DGDispatch
AAN: Child-Onset Multiple Sclerosis More Likely to Have
epstein-barr virus Antibodies than Controls
By Paula Moyer
HONOLULU, HI -- April 8, 2003 --
Children who have multiple sclerosis (MS) are more likely than
healthy children to be seropositive for Epstein-Barr virus (EBV),
according to researchers.
"EBV seropositive status is
significantly associated with paediatric MS," said Brenda L.
Banwell, MD, the director of the paediatric MS unit at the Hospital
for Sick Children in Toronto, Ontario, Canada. Because of EBV's
lifelong effects on B cell proliferation and T cell surveillance, it
"may play a pivotal role in the autoimmune milieu that fosters MS."
She presented findings of her team's study here at the 55th
Annual Meeting of the American Academy of Neurology.
Dr. Banwell and her colleagues wanted
to compare the seropositive status for common viruses in patients
with paediatric multiple sclerosis and in controls. Their rationale
was that several investigators have postulated that infection by a
common virus such as EBV in a genetically pre-disposed host may be a
pathobiological mechanism for MS.
The literature has also shown that
adults with MS have higher seropositivity for EBV than controls do
and that EBV infection has been associated with other demyelinating
disorders, including optic neuritis and central nervous system
demyelination. Further, research has shown that infection with acute
mononucleosis in adulthood increases the risk of MS several times
over.
One complication to testing the theory
in adults is that EBV seropositivity is nearly universal by
adulthood, with 90% of adults having EBV antibodies. Therefore,
comparative analysis is limited between adult MS patients and
controls. It was necessary to study paediatric patients, instead,
she said, since fewer children are EBV-positive than are adults. Dr.
Banwell and her colleagues theorised that MS patients might be
EBV-positive before their healthy peers have had exposure to the
virus.
The investigative team obtained serum
samples from 25 children with clinically diagnosed MS and 75
age-matched controls, who were matched at a 3:1 ratio for birth year
for each MS patient. Control samples were obtained from previously
healthy children for whom serology had been drawn previously due to
acute symptoms of abdominal pain, pharyngitis, or rash.

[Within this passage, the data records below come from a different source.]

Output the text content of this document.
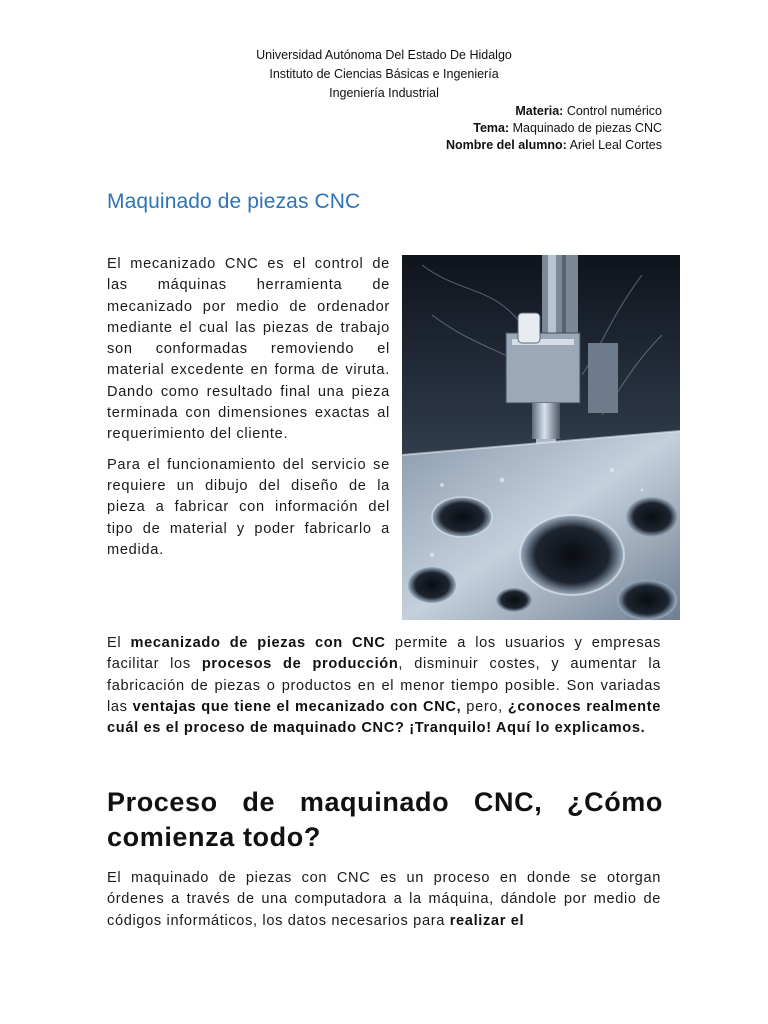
Universidad Autónoma Del Estado De Hidalgo
Instituto de Ciencias Básicas e Ingeniería
Ingeniería Industrial
Materia: Control numérico
Tema: Maquinado de piezas CNC
Nombre del alumno: Ariel Leal Cortes
Maquinado de piezas CNC

El mecanizado CNC es el control de las máquinas herramienta de mecanizado por medio de ordenador mediante el cual las piezas de trabajo son conformadas removiendo el material excedente en forma de viruta. Dando como resultado final una pieza terminada con dimensiones exactas al requerimiento del cliente.

Para el funcionamiento del servicio se requiere un dibujo del diseño de la pieza a fabricar con información del tipo de material y poder fabricarlo a medida.

El mecanizado de piezas con CNC permite a los usuarios y empresas facilitar los procesos de producción, disminuir costes, y aumentar la fabricación de piezas o productos en el menor tiempo posible. Son variadas las ventajas que tiene el mecanizado con CNC, pero, ¿conoces realmente cuál es el proceso de maquinado CNC? ¡Tranquilo! Aquí lo explicamos.
Proceso de maquinado CNC, ¿Cómo comienza todo?
El maquinado de piezas con CNC es un proceso en donde se otorgan órdenes a través de una computadora a la máquina, dándole por medio de códigos informáticos, los datos necesarios para realizar el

All 100 samples were analysed for EBV
capsid antigen (EBV-VCA), EBV nuclear antigen (EBV-EBNA), and EBV
early antigen (EBV-EA). The researchers also analysed all 25 MS
samples and a random sampling of 15 of the age-matched control
samples for parvovirus B19 (parvo B19), cytomegalovirus (CMV), and
varicella zoster (VZV). The investigators coded and analysed all
samples in a uniform manner by the ELISA technique (as per
manufacturer s instructions). The study virologist then interpreted
results in a blinded manner.
Dr. Bandwell and her co-investigators
found that EBV seropositivity differed markedly between paediatric
MS patients and age-matched controls. Although 89% of paediatric MS
patients were positive for EBV-VCA and EBV-EBNA, which indicated a
temporally remote infection, 31% of controls had such infections (p
0.0004). Among the MS patients, 3 (12%) were negative for all three
EBV antigens.
The investigators found no statistical
significance regarding seropositivity for the other viruses between
MS patients and controls. For parvovirus B19 the infection rates
were 49% and 64%, respectively (p=NS). For CMV the rates were 42%
and 64%, respectively (p=NS). For VZV those rates were 88% and 92%,
respectively (p=NS).
This discrepancy in EBV seropositivity
between paediatric MS patients and controls is "considerably more
robust" than similar studies of EBV in adult MS patients, Dr.
Banwell said. The finding demonstrates the advantage of comparative
studies in which healthy subjects are relatively naïve to common
infections.
Because exposure to other common
viruses does not differ between paediatric MS patients and controls,
the findings suggest that the association between MS and EBV may be
specific, Dr. Banwell said.
The study was supported by a grant from
The Hospital for Sick Children Foundation.